Urinate into your shoe to keep it from squeaking, on Deer Isle.

Sheep-dung tea, a cure for measles, is extensively used on Deer Isle.

Boys urinate on their legs to prevent cramp. This practice was common in eastern Maine twenty to thirty years ago.

Water standing in the depressions of cow-dung was formerly recommended as a certain cure for pulmonary consumption, in New York.

Oil tried from the penis of the hog and applied to the loins of a child suffering from weakness of kidneys or bladder cured such diseases, in northern parts of the United States and in parts of Nova Scotia.

One’s own urine was administered for gravel in Staffordshire, England, within the past ten years.

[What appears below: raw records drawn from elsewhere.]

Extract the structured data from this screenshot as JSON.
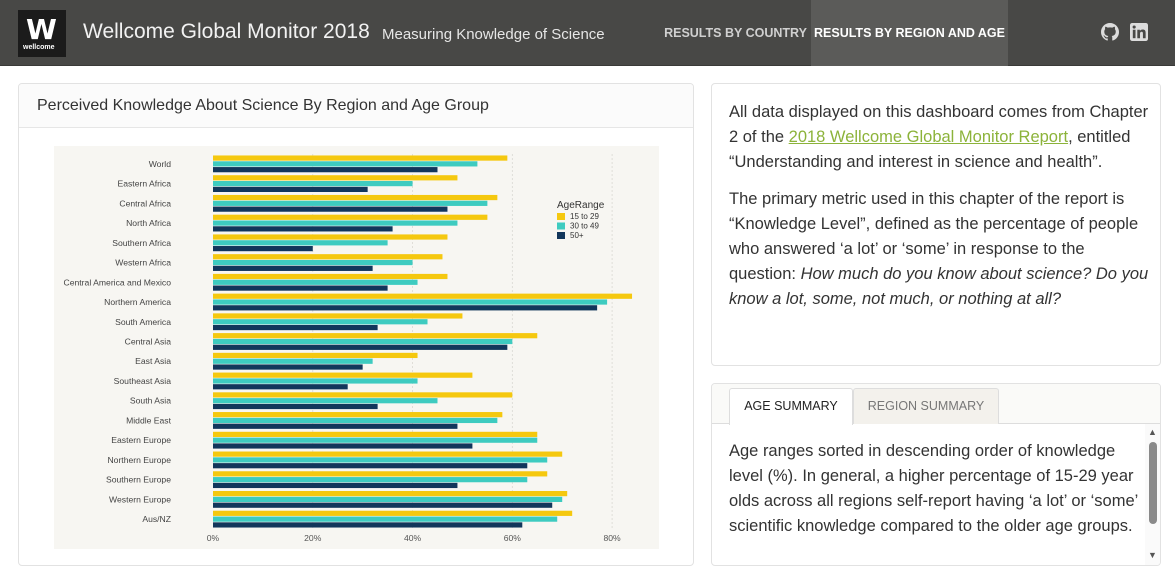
{
  "navbar": {
    "logo_letter": "W",
    "logo_sub": "wellcome",
    "title": "Wellcome Global Monitor 2018",
    "subtitle": "Measuring Knowledge of Science",
    "links": [
      {
        "label": "RESULTS BY COUNTRY",
        "active": false
      },
      {
        "label": "RESULTS BY REGION AND AGE",
        "active": true
      }
    ],
    "icons": [
      "github-icon",
      "linkedin-icon"
    ]
  },
  "chart_panel": {
    "title": "Perceived Knowledge About Science By Region and Age Group"
  },
  "chart_data": {
    "type": "bar",
    "orientation": "horizontal",
    "categories": [
      "World",
      "Eastern Africa",
      "Central Africa",
      "North Africa",
      "Southern Africa",
      "Western Africa",
      "Central America and Mexico",
      "Northern America",
      "South America",
      "Central Asia",
      "East Asia",
      "Southeast Asia",
      "South Asia",
      "Middle East",
      "Eastern Europe",
      "Northern Europe",
      "Southern Europe",
      "Western Europe",
      "Aus/NZ"
    ],
    "series": [
      {
        "name": "15 to 29",
        "color": "#f5c80f",
        "values": [
          59,
          49,
          57,
          55,
          47,
          46,
          47,
          84,
          50,
          65,
          41,
          52,
          60,
          58,
          65,
          70,
          67,
          71,
          72
        ]
      },
      {
        "name": "30 to 49",
        "color": "#3ecbc0",
        "values": [
          53,
          40,
          55,
          49,
          35,
          40,
          41,
          79,
          43,
          60,
          32,
          41,
          45,
          57,
          65,
          67,
          63,
          70,
          69
        ]
      },
      {
        "name": "50+",
        "color": "#12365b",
        "values": [
          45,
          31,
          47,
          36,
          20,
          32,
          35,
          77,
          33,
          59,
          30,
          27,
          33,
          49,
          52,
          63,
          49,
          68,
          62
        ]
      }
    ],
    "xlim": [
      0,
      88
    ],
    "xticks": [
      "0%",
      "20%",
      "40%",
      "60%",
      "80%"
    ],
    "xtick_values": [
      0,
      20,
      40,
      60,
      80
    ],
    "legend_title": "AgeRange",
    "legend_position": "right",
    "grid": true,
    "background": "#f7f6f2"
  },
  "info": {
    "p1_before": "All data displayed on this dashboard comes from Chapter 2 of the ",
    "p1_link": "2018 Wellcome Global Monitor Report",
    "p1_after": ", entitled “Understanding and interest in science and health”.",
    "p2_before": "The primary metric used in this chapter of the report is “Knowledge Level”, defined as the percentage of people who answered ‘a lot’ or ‘some’ in response to the question: ",
    "p2_question": "How much do you know about science? Do you know a lot, some, not much, or nothing at all?"
  },
  "summary": {
    "tabs": [
      {
        "label": "AGE SUMMARY",
        "active": true
      },
      {
        "label": "REGION SUMMARY",
        "active": false
      }
    ],
    "text": "Age ranges sorted in descending order of knowledge level (%). In general, a higher percentage of 15-29 year olds across all regions self-report having ‘a lot’ or ‘some’ scientific knowledge compared to the older age groups."
  }
}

A woman in England was given her own urine to drink, after a severe illness, to prevent “fits,” in the present generation. A poultice of fresh, warm cow-dung cured a man of rheumatism in New York. Measles were cured by giving the patient a decoction of lamb’s excrements (locally called “nanny-beads”), in Brunswick, N. Y., about 1825. A newly born child was given a spoonful of woman’s urine as a laxative, in 1814, in St. Albans, Vt. The white, limy part of hen-manure was used for canker-sores in mouth, in Abingdon, Ill. Cow-manure was used for swelled breasts in County Cork, Ireland. Sheep-manure tea was used for measles in County Cork, Ireland, and by the negroes of Chestertown, Md. Sheep-dung tea for measles all over New England, Ohio, and Cape Breton. Cow-dung, as fresh as possible, plastered on inflamed breasts, commonly known as “bealed” breasts, within the last twenty-five years, on Cape Breton.

Similar excrementitious remedies are in use among the Pennsylvania Germans. Cow-dung poultices are applied in the treatment of diphtheria, or as lenitives in cases of sore or gathered breasts. “Tea made of sheep-cherries (Gen. et spec.?) is given for measles.”—(“Folk-Medicine of the Pennsylvania Germans,” in “Trans. Amer. Phil. Soc.,” 1889.)

For reasons not ascertained, the use of these revolting medicaments has nearly always been veiled under the language of euphemism. Sheep-dung is rarely called by its own name, but always, as has been shown in the preceding remarks, “sheep-nanny tea,” etc. In the same manner, the use of human excreta was veiled under the high-sounding designations of “zibethum,” “oriental sulphur,” etc.

This use of sheep-dung in the treatment of measles must be very ancient and wide-spread. Surgeon Washington Matthews notes its existence among the Navajoes, who learned it from the Spaniards.